By Deanna Paul

The Trump campaign is pursuing a strategy to have Republican-run legislatures in battleground states override results favoring President-elect Joe Biden, in an unprecedented bid to alter the outcome of the election.

The effort has targeted states such as Michigan, where Mr. Biden is ahead by 156,000 votes but the legislature is controlled by Republicans. So far, the effort hasn’t gained traction—Michigan lawmakers who met with President Trump at the White House on Friday said they saw no reason the state’s vote should change.

Here’s a look at the plan and the electoral process:

What is the Trump campaign’s strategy with electors in swing states?
Trump campaign lawyers say Republican-controlled legislatures should use their legislative powers to set aside vote results favoring Mr. Biden and appoint electors to cast votes for Mr. Trump when the Electoral College meets on Dec. 14. The Electoral College is a body of delegates that meets after the election to select the president based on state vote results.

To accomplish the goal, the Trump campaign must stop key states from certifying results for Mr. Biden and convince legislatures to bypass popular-election tallies in the short amount of time before the Electoral College meets.

“The entire election, frankly, in all the swing states should be overturned and the legislatures should make sure that the electors are selected for Trump,” said Trump lawyer Sidney Powell on Fox News on Thursday.

Bob Bauer, a legal adviser for Mr. Biden, said the strategy was doomed to fail. “No state legislature in our country’s history ever has done what the president is apparently agitating for,” Mr. Bauer said.

The Trump campaign has either challenged or threatened to challenge the vote in six states: Michigan, Pennsylvania, Wisconsin, Georgia, Nevada and Arizona. To secure a victory of 270 electoral votes, Mr. Trump would need to overturn the outcome in several disputed states.

Does the Constitution allow state legislatures to select electors?
The U.S. Constitution gives state legislatures the power to determine how to appoint electors. All 50 states choose to select them through the popular vote, which must be cast on Nov. 3.

Although states have varying certification deadlines, federal law requires them to resolve any disputes, finalize results and choose electors by Dec. 8. As long as states certify by that date, the U.S. Congress will when it convenes in January accept each state’s final determination of electors.

Federal law allows state legislatures to intervene in the event the voting process fails on Election Day.

“If the whole system collapsed on November 3, then electors can be appointed on another day, in another way, that the state legislature directs,” said Edward Foley, an election-law professor at Ohio State University’s Moritz College of Law. While federal law gives this option, it doesn’t define what constitutes an election-day failure.

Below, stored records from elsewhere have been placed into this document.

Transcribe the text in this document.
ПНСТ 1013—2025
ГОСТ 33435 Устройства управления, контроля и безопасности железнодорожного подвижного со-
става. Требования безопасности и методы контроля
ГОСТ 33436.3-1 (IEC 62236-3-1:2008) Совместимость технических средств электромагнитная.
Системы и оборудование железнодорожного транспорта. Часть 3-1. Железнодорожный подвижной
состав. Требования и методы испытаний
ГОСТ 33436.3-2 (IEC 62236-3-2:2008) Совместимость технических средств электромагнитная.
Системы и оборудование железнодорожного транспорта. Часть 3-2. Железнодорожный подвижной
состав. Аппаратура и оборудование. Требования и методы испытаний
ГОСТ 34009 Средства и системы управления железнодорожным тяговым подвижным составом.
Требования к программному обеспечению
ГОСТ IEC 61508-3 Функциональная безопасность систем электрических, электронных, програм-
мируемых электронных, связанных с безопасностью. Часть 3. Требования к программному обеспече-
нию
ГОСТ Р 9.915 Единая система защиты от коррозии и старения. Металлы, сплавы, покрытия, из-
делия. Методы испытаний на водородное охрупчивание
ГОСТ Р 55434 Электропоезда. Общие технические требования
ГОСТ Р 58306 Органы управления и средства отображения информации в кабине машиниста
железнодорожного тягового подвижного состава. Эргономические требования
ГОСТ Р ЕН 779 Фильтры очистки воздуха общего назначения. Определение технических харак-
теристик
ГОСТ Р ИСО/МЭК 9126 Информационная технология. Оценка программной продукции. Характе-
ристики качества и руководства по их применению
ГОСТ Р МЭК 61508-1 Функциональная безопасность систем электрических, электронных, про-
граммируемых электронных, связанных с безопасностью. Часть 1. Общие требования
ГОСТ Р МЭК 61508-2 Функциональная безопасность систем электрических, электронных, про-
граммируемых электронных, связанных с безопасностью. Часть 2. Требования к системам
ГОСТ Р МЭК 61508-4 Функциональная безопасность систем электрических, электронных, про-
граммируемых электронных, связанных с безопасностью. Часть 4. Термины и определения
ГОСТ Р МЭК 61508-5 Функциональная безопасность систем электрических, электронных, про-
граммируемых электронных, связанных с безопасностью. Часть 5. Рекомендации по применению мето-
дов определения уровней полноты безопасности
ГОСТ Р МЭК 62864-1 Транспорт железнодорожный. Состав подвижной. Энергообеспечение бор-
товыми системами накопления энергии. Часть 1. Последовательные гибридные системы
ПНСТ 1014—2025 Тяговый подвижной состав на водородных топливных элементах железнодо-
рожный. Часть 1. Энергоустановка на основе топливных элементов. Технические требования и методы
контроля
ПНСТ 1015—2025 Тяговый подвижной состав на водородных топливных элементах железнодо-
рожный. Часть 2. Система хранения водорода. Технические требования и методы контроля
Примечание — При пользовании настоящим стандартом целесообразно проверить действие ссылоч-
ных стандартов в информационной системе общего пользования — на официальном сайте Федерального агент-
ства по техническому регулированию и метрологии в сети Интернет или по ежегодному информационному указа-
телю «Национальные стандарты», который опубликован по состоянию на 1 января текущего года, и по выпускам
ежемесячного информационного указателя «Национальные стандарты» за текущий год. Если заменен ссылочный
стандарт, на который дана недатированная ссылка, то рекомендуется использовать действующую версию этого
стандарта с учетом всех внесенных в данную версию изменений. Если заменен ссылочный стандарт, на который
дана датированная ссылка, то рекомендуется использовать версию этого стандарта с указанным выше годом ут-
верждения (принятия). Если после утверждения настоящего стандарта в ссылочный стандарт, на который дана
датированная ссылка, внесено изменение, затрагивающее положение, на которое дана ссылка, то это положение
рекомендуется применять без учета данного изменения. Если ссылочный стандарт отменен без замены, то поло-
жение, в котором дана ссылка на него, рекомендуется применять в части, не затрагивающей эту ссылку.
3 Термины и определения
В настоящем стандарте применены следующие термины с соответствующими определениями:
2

The law says state legislatures can step in and choose an alternative method for appointing electors, including appointing them themselves.

What happens if lawmakers try to pick electors?
The idea that legislatures can override the popular vote and put forward their own slates has prompted pushback from legislature leaders, including in Michigan and Pennsylvania where the Trump campaign has tried to apply pressure.

Such an effort likely would lead to litigation and cause key states to collide with elector deadlines, making it possible for a governor and state legislature to send different slates of electors to Congress, said Mark Medish, co-founder of Keep Our Republic, a nonprofit founded earlier this year to preserve election integrity.

“The longer a disputed election takes, the less legal and more political it gets,” he said.

What happens if a state submits two slates of electors to Congress?
On Jan. 3, 2021, a new Congress will be sworn in and three days later a joint session of the House and Senate will gather to count electoral votes.

Disputes over competing slates of electors are resolved at this point under the Electoral Count Act, which says Congress must act on any submission from the states “purporting to be the valid electoral vote.” The law was passed after three states submitted competing slates of electors during the presidential election of 1876. Republican Rutherford Hayes was seated by electors over Democrat Samuel Tilden, who won the popular vote.

Congress is supposed to accept the slate of electors that has been certified by the “executive of the state.” This is often interpreted to mean the governor but could also be read as another official with the power to certify a winner, such as a secretary of state. But the process is subject to a vote, opening up the possibility of a tie on the electoral tally.

Should something like that occur, the House of Representatives, under the Constitution’s 12th Amendment, would choose the president. This has happened twice in American history, in the elections of 1800 and 1824.

This process gives one vote to each House delegation. The majority—26 of 50 state delegations—must vote for a candidate to become president. Despite being in the House minority, Republicans currently have 26 delegations and will likely retain that control in January. If party discipline holds, a vote under the 12th Amendment would favor Republicans.